An Experiment with I-Cord

I've been doing a lot of travel lately, including Fiber Forum, STITCHES South, Maryland Sheep and Wool, and Middle Tennessee Fiber Festival. Thus, the time gap on the blog. I did want to share my current experiment. This is an alternative method for attaching i-cord. It uses Rick Mondragon's sliding loop intarsia technique combined with Gwen Bortner's method for picking up reversibly on an edge. I've talked about Rick's technique before. To knit up on an edge reversibly, Gwen picks up by knit 1, yarn over rather than all knits. The yarn overs create a second layer of fabric. Gwen's method is especially suited to transitioning to 1x1 ribbing, double knitting, or brioche. I'm also knitting back backwards and I'm working the 6-stitch i-cord using Beverly Royce's method for tubular double-knitting. In this case, I am working left to right alternating knit 1, slip 1 with yarn in front; then working right to left alternating purl 1, slip 1 with yarn in back.
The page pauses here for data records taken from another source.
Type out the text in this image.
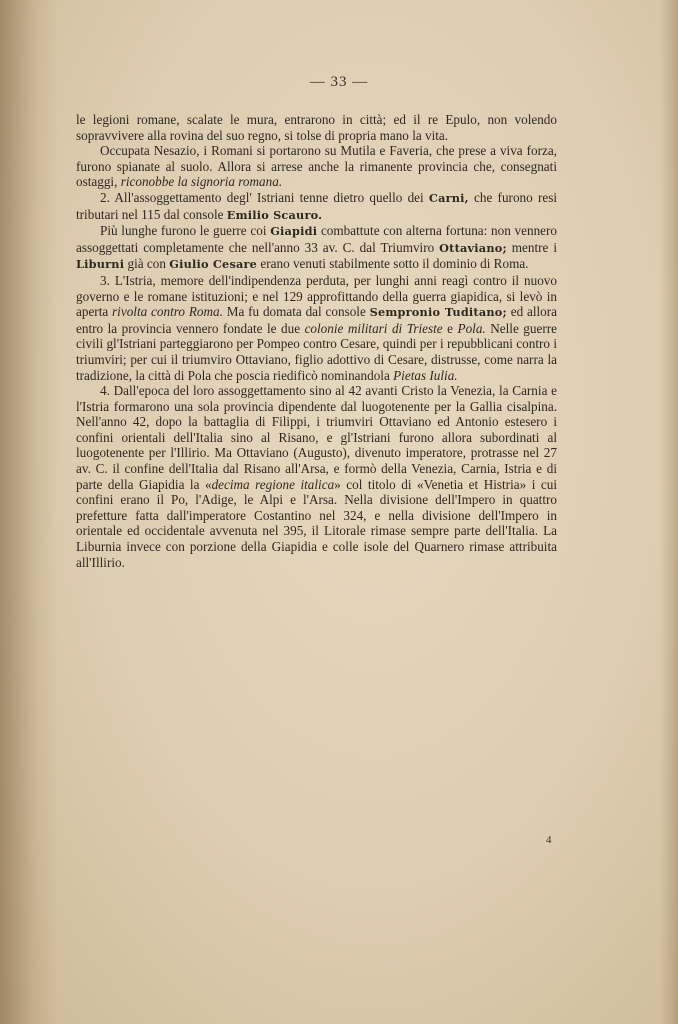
— 33 —

le legioni romane, scalate le mura, entrarono in città; ed il re Epulo, non volendo sopravvivere alla rovina del suo regno, si tolse di propria mano la vita.

Occupata Nesazio, i Romani si portarono su Mutila e Faveria, che prese a viva forza, furono spianate al suolo. Allora si arrese anche la rimanente provincia che, consegnati ostaggi, riconobbe la signoria romana.

2. All'assoggettamento degl' Istriani tenne dietro quello dei Carni, che furono resi tributari nel 115 dal console Emilio Scauro.

Più lunghe furono le guerre coi Giapidi combattute con alterna fortuna: non vennero assoggettati completamente che nell'anno 33 av. C. dal Triumviro Ottaviano; mentre i Liburni già con Giulio Cesare erano venuti stabilmente sotto il dominio di Roma.

3. L'Istria, memore dell'indipendenza perduta, per lunghi anni reagì contro il nuovo governo e le romane istituzioni; e nel 129 approfittando della guerra giapidica, si levò in aperta rivolta contro Roma. Ma fu domata dal console Sempronio Tuditano; ed allora entro la provincia vennero fondate le due colonie militari di Trieste e Pola. Nelle guerre civili gl'Istriani parteggiarono per Pompeo contro Cesare, quindi per i repubblicani contro i triumviri; per cui il triumviro Ottaviano, figlio adottivo di Cesare, distrusse, come narra la tradizione, la città di Pola che poscia riedificò nominandola Pietas Iulia.

4. Dall'epoca del loro assoggettamento sino al 42 avanti Cristo la Venezia, la Carnia e l'Istria formarono una sola provincia dipendente dal luogotenente per la Gallia cisalpina. Nell'anno 42, dopo la battaglia di Filippi, i triumviri Ottaviano ed Antonio estesero i confini orientali dell'Italia sino al Risano, e gl'Istriani furono allora subordinati al luogotenente per l'Illirio. Ma Ottaviano (Augusto), divenuto imperatore, protrasse nel 27 av. C. il confine dell'Italia dal Risano all'Arsa, e formò della Venezia, Carnia, Istria e di parte della Giapidia la «decima regione italica» col titolo di «Venetia et Histria» i cui confini erano il Po, l'Adige, le Alpi e l'Arsa. Nella divisione dell'Impero in quattro prefetture fatta dall'imperatore Costantino nel 324, e nella divisione dell'Impero in orientale ed occidentale avvenuta nel 395, il Litorale rimase sempre parte dell'Italia. La Liburnia invece con porzione della Giapidia e colle isole del Quarnero rimase attribuita all'Illirio.

4
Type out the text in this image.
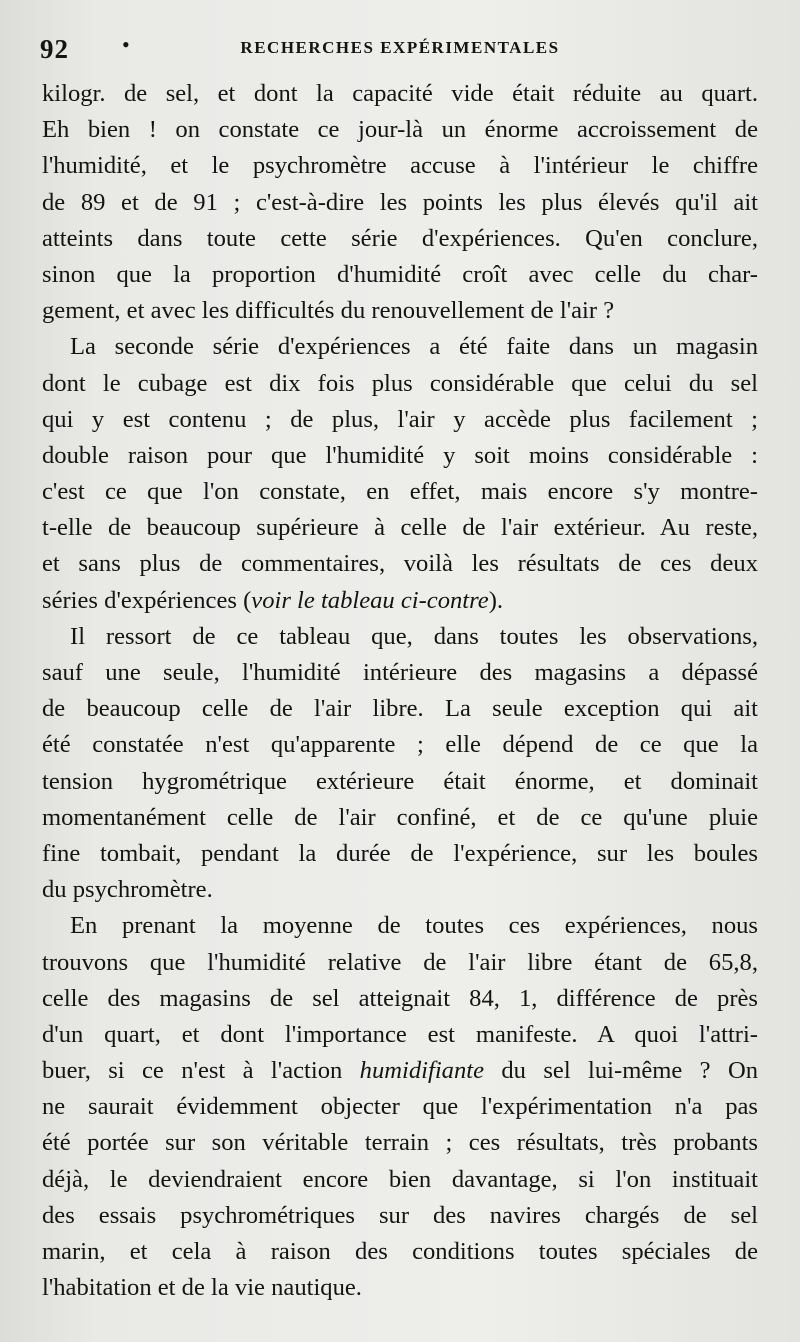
92 •	RECHERCHES EXPÉRIMENTALES
kilogr. de sel, et dont la capacité vide était réduite au quart.
Eh bien ! on constate ce jour-là un énorme accroissement de
l'humidité, et le psychromètre accuse à l'intérieur le chiffre
de 89 et de 91 ; c'est-à-dire les points les plus élevés qu'il ait
atteints dans toute cette série d'expériences. Qu'en conclure,
sinon que la proportion d'humidité croît avec celle du char-
gement, et avec les difficultés du renouvellement de l'air ?
La seconde série d'expériences a été faite dans un magasin
dont le cubage est dix fois plus considérable que celui du sel
qui y est contenu ; de plus, l'air y accède plus facilement ;
double raison pour que l'humidité y soit moins considérable :
c'est ce que l'on constate, en effet, mais encore s'y montre-
t-elle de beaucoup supérieure à celle de l'air extérieur. Au reste,
et sans plus de commentaires, voilà les résultats de ces deux
séries d'expériences (voir le tableau ci-contre).
Il ressort de ce tableau que, dans toutes les observations,
sauf une seule, l'humidité intérieure des magasins a dépassé
de beaucoup celle de l'air libre. La seule exception qui ait
été constatée n'est qu'apparente ; elle dépend de ce que la
tension hygrométrique extérieure était énorme, et dominait
momentanément celle de l'air confiné, et de ce qu'une pluie
fine tombait, pendant la durée de l'expérience, sur les boules
du psychromètre.
En prenant la moyenne de toutes ces expériences, nous
trouvons que l'humidité relative de l'air libre étant de 65,8,
celle des magasins de sel atteignait 84, 1, différence de près
d'un quart, et dont l'importance est manifeste. A quoi l'attri-
buer, si ce n'est à l'action humidifiante du sel lui-même ? On
ne saurait évidemment objecter que l'expérimentation n'a pas
été portée sur son véritable terrain ; ces résultats, très probants
déjà, le deviendraient encore bien davantage, si l'on instituait
des essais psychrométriques sur des navires chargés de sel
marin, et cela à raison des conditions toutes spéciales de
l'habitation et de la vie nautique.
I'm not sure this is perfect, and I haven't blocked it yet. Also, I should add that the body of the project was worked in size US 7/ 4.5mm needles. The i-cord was worked with size US 2/ 2.75mm needles. As this method involves working two rounds of i-cord for every one stitch picked up, you will definitely need to fiddle with the gauge differences to get a result that doesn't ruffle.

I do think this edging might be nice on a blanket, especially a modular one based on quilt patterns. I turned the corners by working short rounds, rather than short rows. Also, this edging is hollow. It could work as the top of a skirt or yoga pants, as you could run a cord or elastic through the tube. I may be using this project as a cover for a circular piano stool that belonged to my great grandmother. I hope by running a cord through the edging, I can cinch this cover over the top of the stool.